The goal isn't a perfect backup system — it's a backup system you've proven works before you actually need it.
Database Backups Deserve Special Attention
File-system-level backups of a running database can produce inconsistent snapshots — you might catch a write mid-transaction. Use database-native tools instead:
For MySQL/MariaDB:
mysqldump --single-transaction --routines --triggers \ --all-databases | gzip > /backups/db/$(date +%Y-%m-%d_%H-%M).sql.gz--single-transaction uses a consistent snapshot for InnoDB tables without locking. Skip it and you risk a corrupt dump on a busy database.
For PostgreSQL:
pg_dumpall | gzip > /backups/db/$(date +%Y-%m-%d_%H-%M).sql.gzFor large databases where mysqldump or pg_dumpall is too slow, look at Percona XtraBackup (MySQL) or pg_basebackup with WAL archiving (PostgreSQL). Both support hot backups with minimal performance impact.

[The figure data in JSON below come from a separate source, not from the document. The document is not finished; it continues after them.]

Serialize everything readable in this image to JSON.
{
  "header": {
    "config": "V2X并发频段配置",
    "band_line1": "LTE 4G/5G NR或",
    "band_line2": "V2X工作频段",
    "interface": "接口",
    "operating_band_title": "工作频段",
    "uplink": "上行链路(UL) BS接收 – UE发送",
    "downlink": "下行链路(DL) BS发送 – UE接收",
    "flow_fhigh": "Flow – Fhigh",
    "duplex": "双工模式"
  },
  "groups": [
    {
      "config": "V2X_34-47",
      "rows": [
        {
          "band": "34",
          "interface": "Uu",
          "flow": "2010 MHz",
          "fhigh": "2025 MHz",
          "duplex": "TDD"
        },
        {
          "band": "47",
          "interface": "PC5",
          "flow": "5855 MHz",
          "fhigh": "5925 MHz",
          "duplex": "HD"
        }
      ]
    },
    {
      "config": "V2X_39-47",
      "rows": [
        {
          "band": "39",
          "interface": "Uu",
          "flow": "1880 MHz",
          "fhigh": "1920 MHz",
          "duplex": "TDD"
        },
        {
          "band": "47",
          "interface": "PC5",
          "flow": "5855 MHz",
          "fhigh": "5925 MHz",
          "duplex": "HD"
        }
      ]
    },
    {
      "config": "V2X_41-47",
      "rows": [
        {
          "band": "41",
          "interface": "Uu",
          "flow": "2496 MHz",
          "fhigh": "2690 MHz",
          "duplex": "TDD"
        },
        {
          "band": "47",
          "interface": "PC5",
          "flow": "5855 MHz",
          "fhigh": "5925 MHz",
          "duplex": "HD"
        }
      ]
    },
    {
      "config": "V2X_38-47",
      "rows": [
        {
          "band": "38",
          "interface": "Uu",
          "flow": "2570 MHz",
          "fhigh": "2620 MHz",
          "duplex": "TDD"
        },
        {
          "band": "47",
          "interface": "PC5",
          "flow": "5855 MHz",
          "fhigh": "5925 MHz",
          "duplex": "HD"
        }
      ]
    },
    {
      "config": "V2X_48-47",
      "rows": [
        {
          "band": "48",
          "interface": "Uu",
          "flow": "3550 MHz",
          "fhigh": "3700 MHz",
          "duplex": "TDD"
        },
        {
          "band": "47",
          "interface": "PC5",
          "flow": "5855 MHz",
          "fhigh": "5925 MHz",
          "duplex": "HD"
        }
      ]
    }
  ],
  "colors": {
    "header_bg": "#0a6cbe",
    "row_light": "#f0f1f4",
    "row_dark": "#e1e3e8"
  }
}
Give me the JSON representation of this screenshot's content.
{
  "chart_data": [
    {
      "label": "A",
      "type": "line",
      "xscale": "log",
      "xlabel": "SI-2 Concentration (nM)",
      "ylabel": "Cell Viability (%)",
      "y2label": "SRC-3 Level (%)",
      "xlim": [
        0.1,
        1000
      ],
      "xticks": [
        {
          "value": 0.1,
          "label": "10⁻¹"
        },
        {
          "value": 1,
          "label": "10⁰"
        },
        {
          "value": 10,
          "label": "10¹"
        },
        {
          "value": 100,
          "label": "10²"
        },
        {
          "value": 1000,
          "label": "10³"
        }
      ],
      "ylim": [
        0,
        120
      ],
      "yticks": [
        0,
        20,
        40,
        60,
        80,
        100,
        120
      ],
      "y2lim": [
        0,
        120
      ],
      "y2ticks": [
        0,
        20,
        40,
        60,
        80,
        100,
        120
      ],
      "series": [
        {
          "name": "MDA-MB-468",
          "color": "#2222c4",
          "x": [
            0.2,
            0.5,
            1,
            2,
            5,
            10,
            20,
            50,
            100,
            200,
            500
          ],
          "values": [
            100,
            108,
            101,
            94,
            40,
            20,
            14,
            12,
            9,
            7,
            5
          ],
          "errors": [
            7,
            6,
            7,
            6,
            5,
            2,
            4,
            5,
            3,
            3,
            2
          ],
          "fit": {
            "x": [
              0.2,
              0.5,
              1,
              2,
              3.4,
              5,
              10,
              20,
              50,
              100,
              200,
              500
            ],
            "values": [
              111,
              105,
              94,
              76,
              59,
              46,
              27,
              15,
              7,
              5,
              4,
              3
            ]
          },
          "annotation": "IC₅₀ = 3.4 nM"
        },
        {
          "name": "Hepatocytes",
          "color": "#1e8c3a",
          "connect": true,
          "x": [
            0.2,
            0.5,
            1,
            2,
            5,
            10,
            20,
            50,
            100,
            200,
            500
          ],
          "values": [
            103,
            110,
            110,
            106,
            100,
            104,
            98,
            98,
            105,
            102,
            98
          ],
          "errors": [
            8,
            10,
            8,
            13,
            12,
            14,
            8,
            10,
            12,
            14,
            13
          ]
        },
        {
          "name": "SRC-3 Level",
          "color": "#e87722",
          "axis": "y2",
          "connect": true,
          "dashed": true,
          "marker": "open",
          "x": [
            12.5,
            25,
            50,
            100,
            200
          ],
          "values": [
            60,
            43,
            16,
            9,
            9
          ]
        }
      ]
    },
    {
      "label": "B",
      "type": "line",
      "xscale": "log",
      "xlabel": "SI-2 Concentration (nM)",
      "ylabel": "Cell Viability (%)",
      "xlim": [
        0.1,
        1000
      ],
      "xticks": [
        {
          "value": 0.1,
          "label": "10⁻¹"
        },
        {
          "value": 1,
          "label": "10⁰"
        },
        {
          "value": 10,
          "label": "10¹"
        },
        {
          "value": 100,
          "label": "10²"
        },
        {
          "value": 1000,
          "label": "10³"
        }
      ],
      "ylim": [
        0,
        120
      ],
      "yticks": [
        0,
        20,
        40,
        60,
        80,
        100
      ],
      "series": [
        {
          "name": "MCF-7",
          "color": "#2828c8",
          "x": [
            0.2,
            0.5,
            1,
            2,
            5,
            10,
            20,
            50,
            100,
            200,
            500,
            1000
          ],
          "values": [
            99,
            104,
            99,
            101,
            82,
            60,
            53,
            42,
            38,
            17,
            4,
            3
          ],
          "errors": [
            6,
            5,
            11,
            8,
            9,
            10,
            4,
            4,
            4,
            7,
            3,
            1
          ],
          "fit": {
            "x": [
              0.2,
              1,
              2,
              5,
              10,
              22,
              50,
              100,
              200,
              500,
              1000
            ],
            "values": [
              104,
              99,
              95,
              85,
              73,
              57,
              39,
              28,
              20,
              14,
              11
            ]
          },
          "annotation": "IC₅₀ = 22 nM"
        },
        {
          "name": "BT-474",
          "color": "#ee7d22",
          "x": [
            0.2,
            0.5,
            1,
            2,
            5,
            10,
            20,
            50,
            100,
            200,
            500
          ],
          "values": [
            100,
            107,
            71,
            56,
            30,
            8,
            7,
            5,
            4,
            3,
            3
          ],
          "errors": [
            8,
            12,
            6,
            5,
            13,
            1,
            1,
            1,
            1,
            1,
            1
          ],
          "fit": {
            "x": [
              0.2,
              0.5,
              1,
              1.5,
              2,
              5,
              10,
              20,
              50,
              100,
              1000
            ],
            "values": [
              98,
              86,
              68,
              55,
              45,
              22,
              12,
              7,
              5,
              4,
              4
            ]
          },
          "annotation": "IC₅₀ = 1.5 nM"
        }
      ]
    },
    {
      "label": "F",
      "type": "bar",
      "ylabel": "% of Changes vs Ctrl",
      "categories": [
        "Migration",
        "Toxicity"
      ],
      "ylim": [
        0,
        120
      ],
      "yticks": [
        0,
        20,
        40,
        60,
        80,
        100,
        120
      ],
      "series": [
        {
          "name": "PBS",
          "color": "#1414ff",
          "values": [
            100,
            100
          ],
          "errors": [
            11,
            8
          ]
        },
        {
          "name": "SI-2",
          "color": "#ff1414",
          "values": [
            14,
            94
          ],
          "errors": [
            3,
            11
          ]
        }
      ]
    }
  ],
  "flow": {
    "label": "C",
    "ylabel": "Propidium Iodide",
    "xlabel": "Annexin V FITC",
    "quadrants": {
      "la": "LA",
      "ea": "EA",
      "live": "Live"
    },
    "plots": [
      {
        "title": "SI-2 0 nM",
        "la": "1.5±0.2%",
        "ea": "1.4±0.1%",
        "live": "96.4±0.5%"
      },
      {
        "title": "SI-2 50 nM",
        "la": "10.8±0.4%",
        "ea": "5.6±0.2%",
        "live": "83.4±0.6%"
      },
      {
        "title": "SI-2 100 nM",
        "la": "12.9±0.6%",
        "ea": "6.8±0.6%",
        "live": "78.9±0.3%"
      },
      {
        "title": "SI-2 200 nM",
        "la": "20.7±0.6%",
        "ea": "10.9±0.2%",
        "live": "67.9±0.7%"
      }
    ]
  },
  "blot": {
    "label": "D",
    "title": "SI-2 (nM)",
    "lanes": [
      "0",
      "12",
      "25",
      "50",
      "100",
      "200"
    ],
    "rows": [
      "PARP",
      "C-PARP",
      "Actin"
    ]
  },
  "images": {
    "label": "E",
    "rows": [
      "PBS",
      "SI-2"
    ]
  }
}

The One Thing That Actually Matters
You can have the most sophisticated backup pipeline in the world — multi-region replication, encrypted archives, versioned object storage — and still lose data if you've never verified a restore works end-to-end.
Build the schedule. Automate the offsite transfer. Set a quarterly calendar reminder to test a restore on staging. That last step is the one that separates teams that recover quickly from teams that spend 72 hours in a war room trying to reconstruct a database from application logs.
Backups are insurance. Test them before you need to file a claim.